Ce vote ne finance aucun avion de combat. Il intéresse pourtant Dassault Aviation, pour une raison de procédure. Depuis les législatives de janvier 2024, le Kuomintang et le Parti populaire de Taïwan, les deux formations d’opposition, détiennent ensemble la majorité au Yuan législatif et n’ont laissé passer aucun texte budgétaire de défense dans la rédaction voulue par le président Lai. Un achat de Rafale F4, la version la plus récente du chasseur français, devrait franchir ce même filtre, devant les mêmes élus. Jeudi matin, ces élus ont financé un programme d’armement lourd de leur propre initiative, pour la première fois depuis le début de la législature.

Ils l’ont fait à leurs conditions. Les députés ont retiré le pilotage du programme au ministère de la Défense nationale pour le confier à celui des Affaires économiques, ce qui fait passer la commande publique des militaires aux industriels civils.

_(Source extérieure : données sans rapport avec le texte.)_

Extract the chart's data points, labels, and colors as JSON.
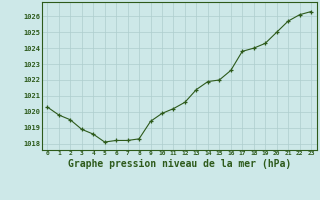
{
  "x": [
    0,
    1,
    2,
    3,
    4,
    5,
    6,
    7,
    8,
    9,
    10,
    11,
    12,
    13,
    14,
    15,
    16,
    17,
    18,
    19,
    20,
    21,
    22,
    23
  ],
  "y": [
    1020.3,
    1019.8,
    1019.5,
    1018.9,
    1018.6,
    1018.1,
    1018.2,
    1018.2,
    1018.3,
    1019.4,
    1019.9,
    1020.2,
    1020.6,
    1021.4,
    1021.9,
    1022.0,
    1022.6,
    1023.8,
    1024.0,
    1024.3,
    1025.0,
    1025.7,
    1026.1,
    1026.3
  ],
  "line_color": "#2d5a1b",
  "marker_color": "#2d5a1b",
  "bg_color": "#cde8e8",
  "grid_color": "#aecece",
  "xlabel": "Graphe pression niveau de la mer (hPa)",
  "xlabel_color": "#2d5a1b",
  "xlabel_fontsize": 7,
  "yticks": [
    1018,
    1019,
    1020,
    1021,
    1022,
    1023,
    1024,
    1025,
    1026
  ],
  "ylim": [
    1017.6,
    1026.9
  ],
  "xtick_labels": [
    "0",
    "1",
    "2",
    "3",
    "4",
    "5",
    "6",
    "7",
    "8",
    "9",
    "10",
    "11",
    "12",
    "13",
    "14",
    "15",
    "16",
    "17",
    "18",
    "19",
    "20",
    "21",
    "22",
    "23"
  ],
  "tick_color": "#2d5a1b"
}
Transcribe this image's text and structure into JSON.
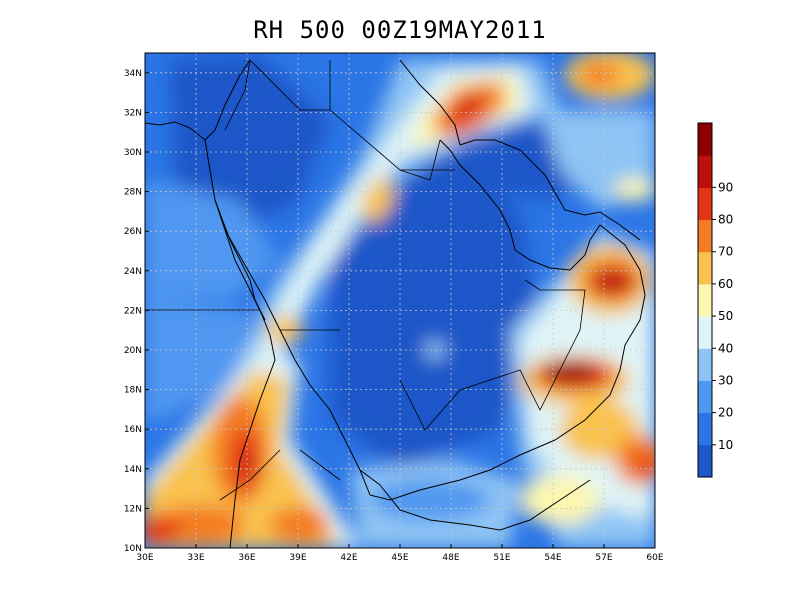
{
  "title": "RH 500 00Z19MAY2011",
  "map": {
    "lon_range": [
      30,
      60
    ],
    "lat_range": [
      10,
      35
    ],
    "lon_ticks": [
      "30E",
      "33E",
      "36E",
      "39E",
      "42E",
      "45E",
      "48E",
      "51E",
      "54E",
      "57E",
      "60E"
    ],
    "lat_ticks": [
      "10N",
      "12N",
      "14N",
      "16N",
      "18N",
      "20N",
      "22N",
      "24N",
      "26N",
      "28N",
      "30N",
      "32N",
      "34N"
    ],
    "grid": "dotted"
  },
  "colorbar": {
    "labels": [
      "10",
      "20",
      "30",
      "40",
      "50",
      "60",
      "70",
      "80",
      "90"
    ],
    "colors": [
      "#1f56c8",
      "#2b75e6",
      "#4f97f0",
      "#8ec4f4",
      "#dff4f7",
      "#fdf6b0",
      "#f9c24e",
      "#f47c24",
      "#e53318",
      "#bd0f0b",
      "#8c0000"
    ]
  }
}
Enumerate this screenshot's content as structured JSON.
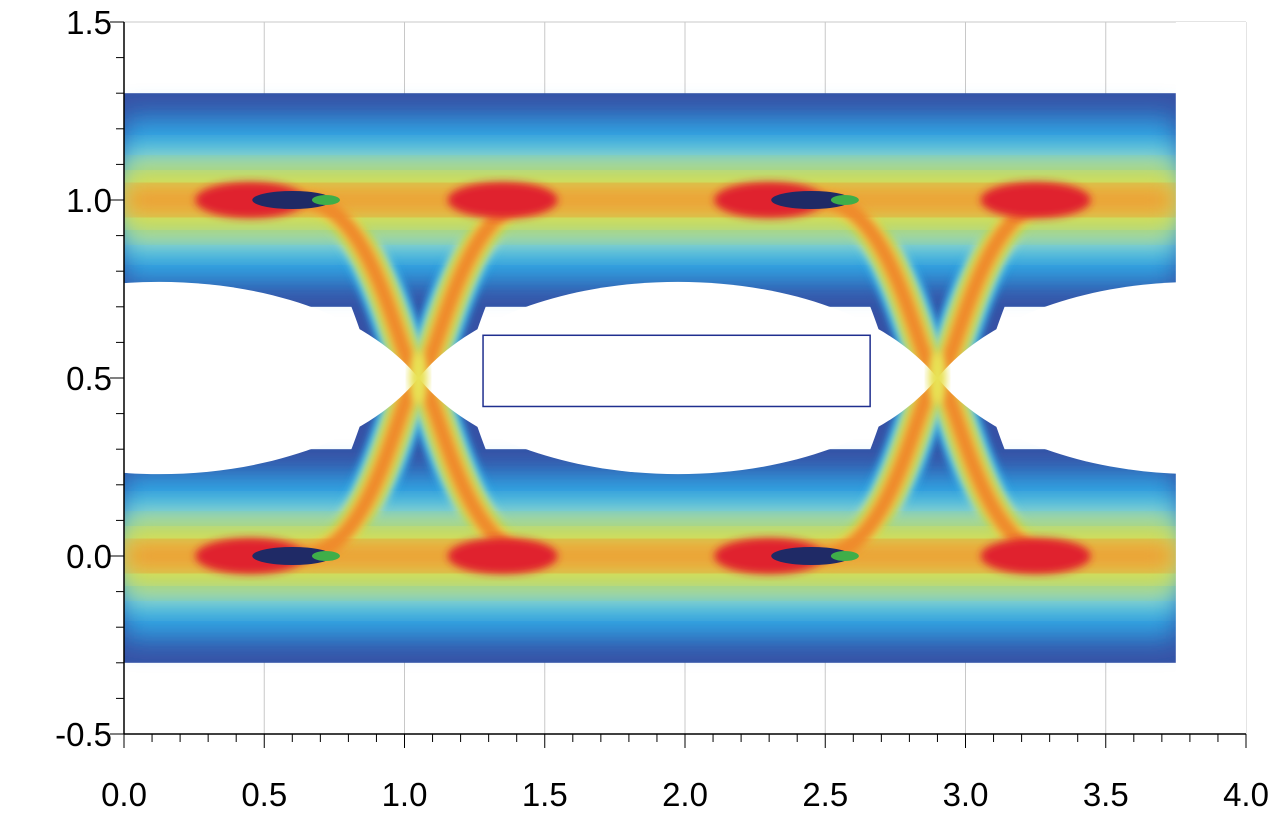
{
  "chart_data": {
    "type": "heatmap",
    "title": "",
    "xlabel": "",
    "ylabel": "",
    "xlim": [
      0.0,
      4.0
    ],
    "ylim": [
      -0.5,
      1.5
    ],
    "x_ticks": [
      0.0,
      0.5,
      1.0,
      1.5,
      2.0,
      2.5,
      3.0,
      3.5,
      4.0
    ],
    "x_tick_labels": [
      "0.0",
      "0.5",
      "1.0",
      "1.5",
      "2.0",
      "2.5",
      "3.0",
      "3.5",
      "4.0"
    ],
    "y_ticks": [
      -0.5,
      0.0,
      0.5,
      1.0,
      1.5
    ],
    "y_tick_labels": [
      "-0.5",
      "0.0",
      "0.5",
      "1.0",
      "1.5"
    ],
    "grid": true,
    "data_x_range": [
      0.0,
      3.75
    ],
    "levels": [
      0.0,
      1.0
    ],
    "crossings_x": [
      1.05,
      2.9
    ],
    "crossing_y": 0.5,
    "eye_mask": {
      "x0": 1.28,
      "x1": 2.66,
      "y0": 0.42,
      "y1": 0.62,
      "color": "#1f2f8f"
    },
    "colormap": [
      "#3651a5",
      "#2f8fd6",
      "#37b7ea",
      "#8fd3ea",
      "#b6e0b8",
      "#a6d25f",
      "#3fae49",
      "#e8e255",
      "#f7c429",
      "#ef8a2c",
      "#e0212f",
      "#e0176a",
      "#f4b3c9",
      "#1f2a66",
      "#000000"
    ]
  }
}
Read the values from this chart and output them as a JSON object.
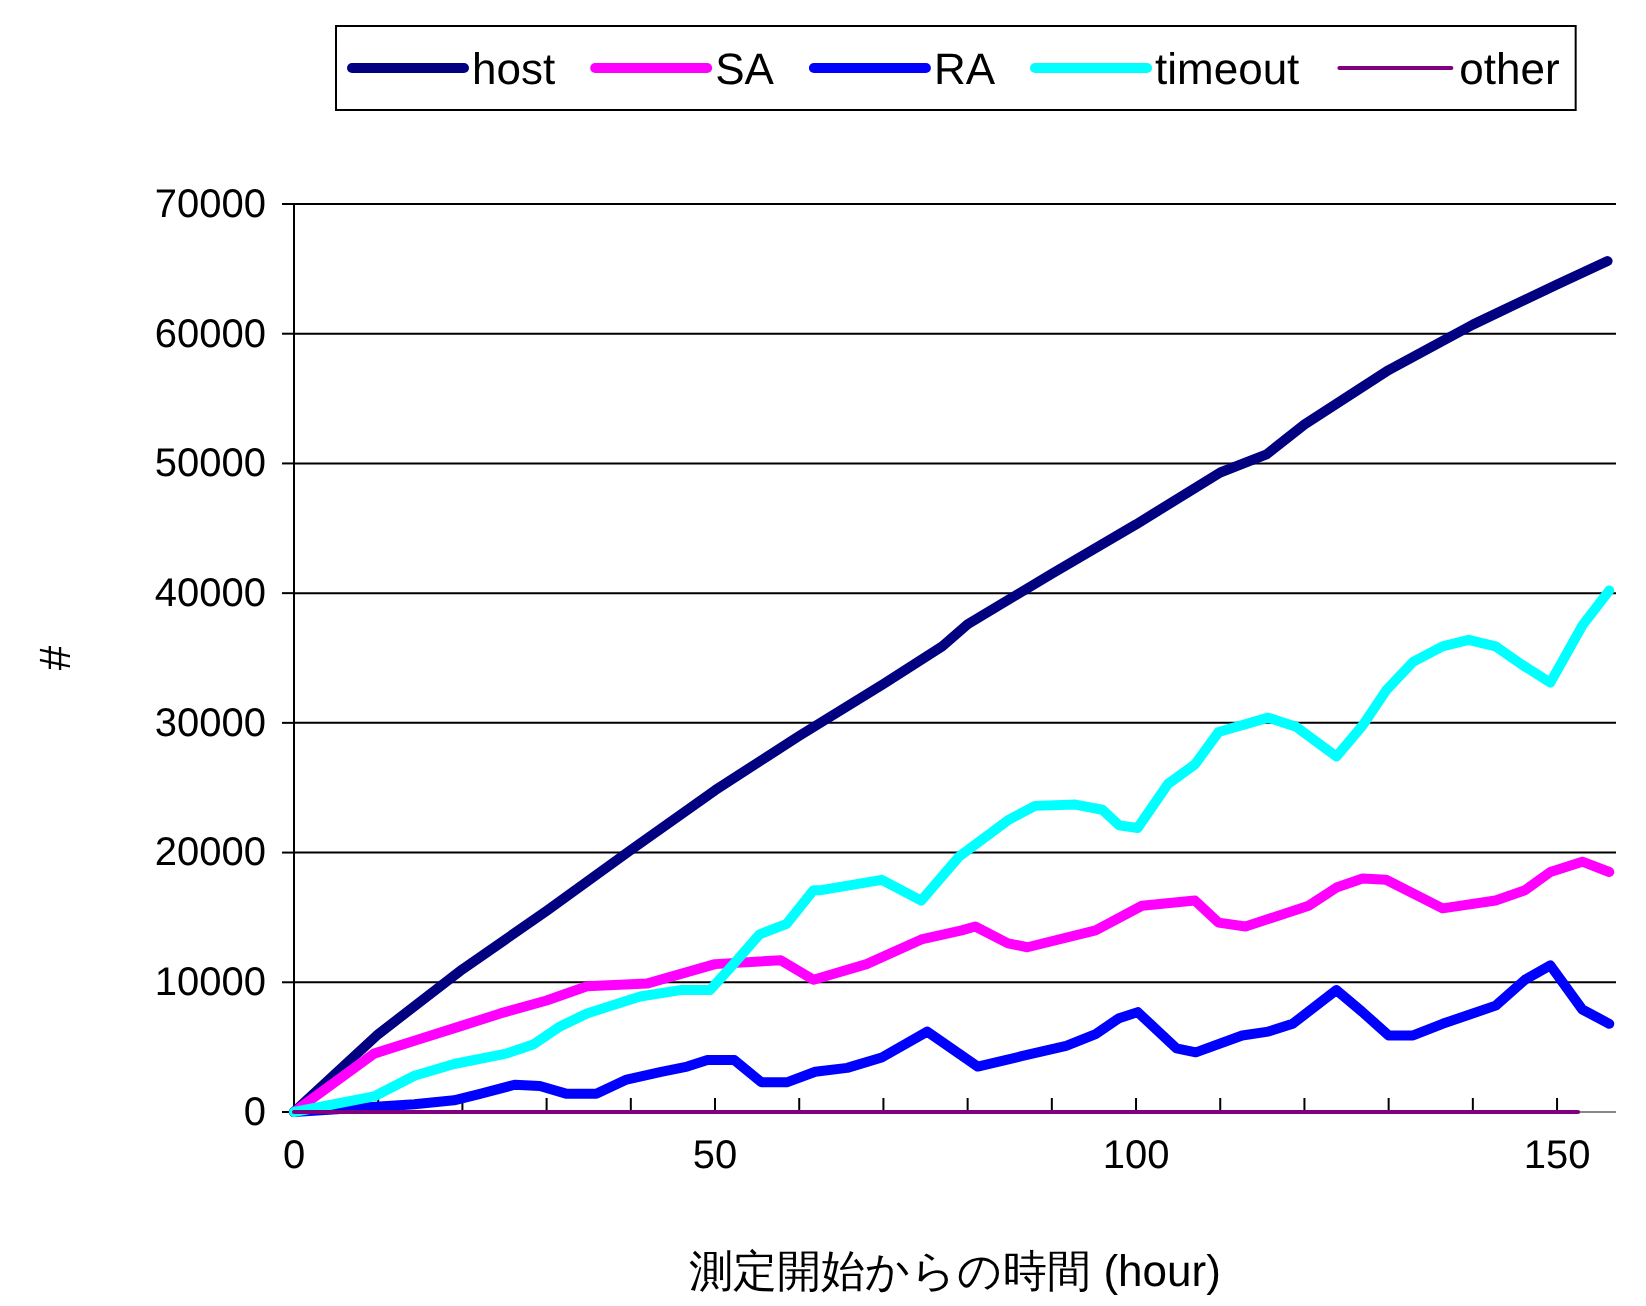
{
  "chart_data": {
    "type": "line",
    "xlabel": "測定開始からの時間 (hour)",
    "ylabel": "#",
    "xlim": [
      0,
      157
    ],
    "xticks": [
      0,
      {
        "value": 10,
        "label": null
      },
      {
        "value": 20,
        "label": null
      },
      {
        "value": 30,
        "label": null
      },
      {
        "value": 40,
        "label": null
      },
      50,
      {
        "value": 60,
        "label": null
      },
      {
        "value": 70,
        "label": null
      },
      {
        "value": 80,
        "label": null
      },
      {
        "value": 90,
        "label": null
      },
      100,
      {
        "value": 110,
        "label": null
      },
      {
        "value": 120,
        "label": null
      },
      {
        "value": 130,
        "label": null
      },
      {
        "value": 140,
        "label": null
      },
      150
    ],
    "ylim": [
      0,
      70000
    ],
    "yticks": [
      0,
      10000,
      20000,
      30000,
      40000,
      50000,
      60000,
      70000
    ],
    "grid": "y",
    "legend": "top",
    "marker": "none",
    "line_style": "solid",
    "series": [
      {
        "name": "host",
        "color": "#000080",
        "x": [
          0,
          10,
          20,
          30,
          40,
          50,
          60,
          70,
          77,
          80,
          90,
          100,
          110,
          115.5,
          120,
          130,
          140,
          150,
          156
        ],
        "values": [
          0,
          6000,
          11000,
          15500,
          20200,
          24800,
          29000,
          33000,
          35900,
          37600,
          41500,
          45300,
          49300,
          50700,
          53000,
          57200,
          60700,
          63800,
          65600
        ]
      },
      {
        "name": "SA",
        "color": "#ff00ff",
        "x": [
          0,
          9.5,
          14.3,
          19.7,
          24.5,
          30,
          34.8,
          41.9,
          50,
          57.8,
          61.7,
          68,
          74.5,
          79.3,
          80.9,
          84.8,
          87.1,
          95.2,
          100.7,
          107,
          109.8,
          113,
          120.5,
          123.8,
          126.9,
          129.7,
          136.4,
          142.7,
          146.2,
          149.2,
          153,
          156.2
        ],
        "values": [
          0,
          4500,
          5500,
          6600,
          7600,
          8600,
          9700,
          9900,
          11400,
          11700,
          10200,
          11400,
          13300,
          14000,
          14300,
          13000,
          12700,
          14000,
          15900,
          16300,
          14600,
          14300,
          15900,
          17300,
          18000,
          17900,
          15700,
          16300,
          17100,
          18500,
          19300,
          18500
        ]
      },
      {
        "name": "RA",
        "color": "#0000ff",
        "x": [
          0,
          14.3,
          19,
          22.1,
          26.2,
          29.2,
          32.4,
          35.9,
          39.5,
          43.6,
          46.7,
          49.1,
          52.3,
          55.5,
          58.6,
          61.9,
          65.7,
          69.8,
          75.2,
          81.2,
          86.4,
          91.7,
          95.2,
          97.9,
          100.2,
          104.8,
          107.1,
          112.6,
          115.7,
          118.6,
          123.8,
          126.9,
          130,
          132.9,
          136.4,
          142.7,
          146.2,
          149.2,
          153,
          156.2
        ],
        "values": [
          0,
          600,
          900,
          1400,
          2100,
          2000,
          1400,
          1400,
          2500,
          3100,
          3500,
          4000,
          4000,
          2300,
          2300,
          3100,
          3400,
          4200,
          6200,
          3500,
          4300,
          5100,
          6000,
          7200,
          7700,
          4900,
          4600,
          5900,
          6200,
          6800,
          9400,
          7700,
          5900,
          5900,
          6800,
          8200,
          10200,
          11300,
          7900,
          6800
        ]
      },
      {
        "name": "timeout",
        "color": "#00ffff",
        "x": [
          0,
          9.5,
          14.3,
          19,
          25.2,
          28.4,
          31.6,
          34.8,
          41.1,
          45.9,
          49.4,
          52.2,
          55.3,
          58.5,
          61.7,
          62.6,
          69.8,
          74.5,
          79,
          84.8,
          88,
          92.8,
          96,
          98,
          100.2,
          103.8,
          107,
          109.8,
          115.7,
          119,
          123.8,
          126.9,
          129.7,
          132.9,
          136.4,
          139.5,
          142.7,
          145.8,
          149.2,
          153,
          156.2
        ],
        "values": [
          0,
          1200,
          2800,
          3700,
          4500,
          5200,
          6600,
          7600,
          8900,
          9400,
          9400,
          11400,
          13700,
          14500,
          17100,
          17100,
          17900,
          16300,
          19700,
          22500,
          23600,
          23700,
          23300,
          22100,
          21900,
          25300,
          26800,
          29300,
          30400,
          29700,
          27400,
          29800,
          32500,
          34700,
          35900,
          36400,
          35900,
          34500,
          33100,
          37500,
          40200
        ]
      },
      {
        "name": "other",
        "color": "#800080",
        "x": [
          0,
          152.5
        ],
        "values": [
          0,
          0
        ]
      }
    ]
  }
}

La vice-présidente Hsiao Bi-khim a contesté publiquement ce transfert, qui affaiblit selon elle l’industrie de défense et la préparation militaire de l’île. Elle est la seule responsable de l’exécutif à s’être exprimée nommément contre le vote.

Éric Trappier, PDG de Dassault Aviation, répète depuis septembre 2025 que la vente de Rafale à Taïwan ne dépend pas de lui. Une partie de ce qui n’en dépend pas se joue dans cet hémicycle.

Le KMT a coupé 40 % du budget spécial

Le gouvernement Lai avait présenté en novembre 2025 un budget spécial de défense de NT$1 250 milliards, 39 milliards de dollars, étalé sur huit ans. Le 8 mai 2026, six mois plus tard, les députés ont substitué leur propre texte, ramené à NT$780 milliards, soit 24,8 milliards de dollars. Près de 40 % de coupe.

Aucune ligne consacrée aux avions de combat ne figure dans le texte adopté ce jour-là. Un achat de Rafale supposerait donc soit un amendement à ce budget spécial, soit un troisième véhicule législatif, soumis dans les deux cas à la même majorité d’opposition.

Trois mois après, le 14 août, le budget général 2026 a été adopté avec 266 jours de retard, un record pour l’île. Le secteur des drones y a conservé NT$63,4 milliards, alors que le Kuomintang avait annoncé une réduction de 70 % de cette ligne. Les négociations entre groupes parlementaires ont porté sur le montant, sur le calendrier de décaissement et sur l’autorité chargée d’exécuter la dépense.

Le 17 août, l’exécutif taïwanais a annoncé son intention de proposer pour 2027 un budget de défense de NT$1 100 milliards, 34,1 milliards de dollars, qui franchirait pour la première fois le seuil du millier de milliards de nouveaux dollars taïwanais. Les 7,56 milliards de dollars votés jeudi pour les seuls drones donnent une échelle de comparaison. Le contrat Mirage signé par Taipei en 1992, avions et armement compris, avait coûté 4,9 milliards de dollars.

« Ils veulent du Rafale. Mais ça ne dépend pas de moi »

Éric Trappier a rendu le dossier public le 24 septembre 2025, devant la commission des Affaires économiques de l’Assemblée nationale. La députée Marie-Noëlle Battistel, présidente du groupe d’études sur Taïwan, l’interrogeait sur les perspectives d’exportation du chasseur. « Vous savez très bien ce que veulent les Taïwanais, ils veulent du Rafale. Mais ça ne dépend pas de moi », a répondu le PDG de Dassault Aviation. La formule n’a pas varié d’un mot depuis.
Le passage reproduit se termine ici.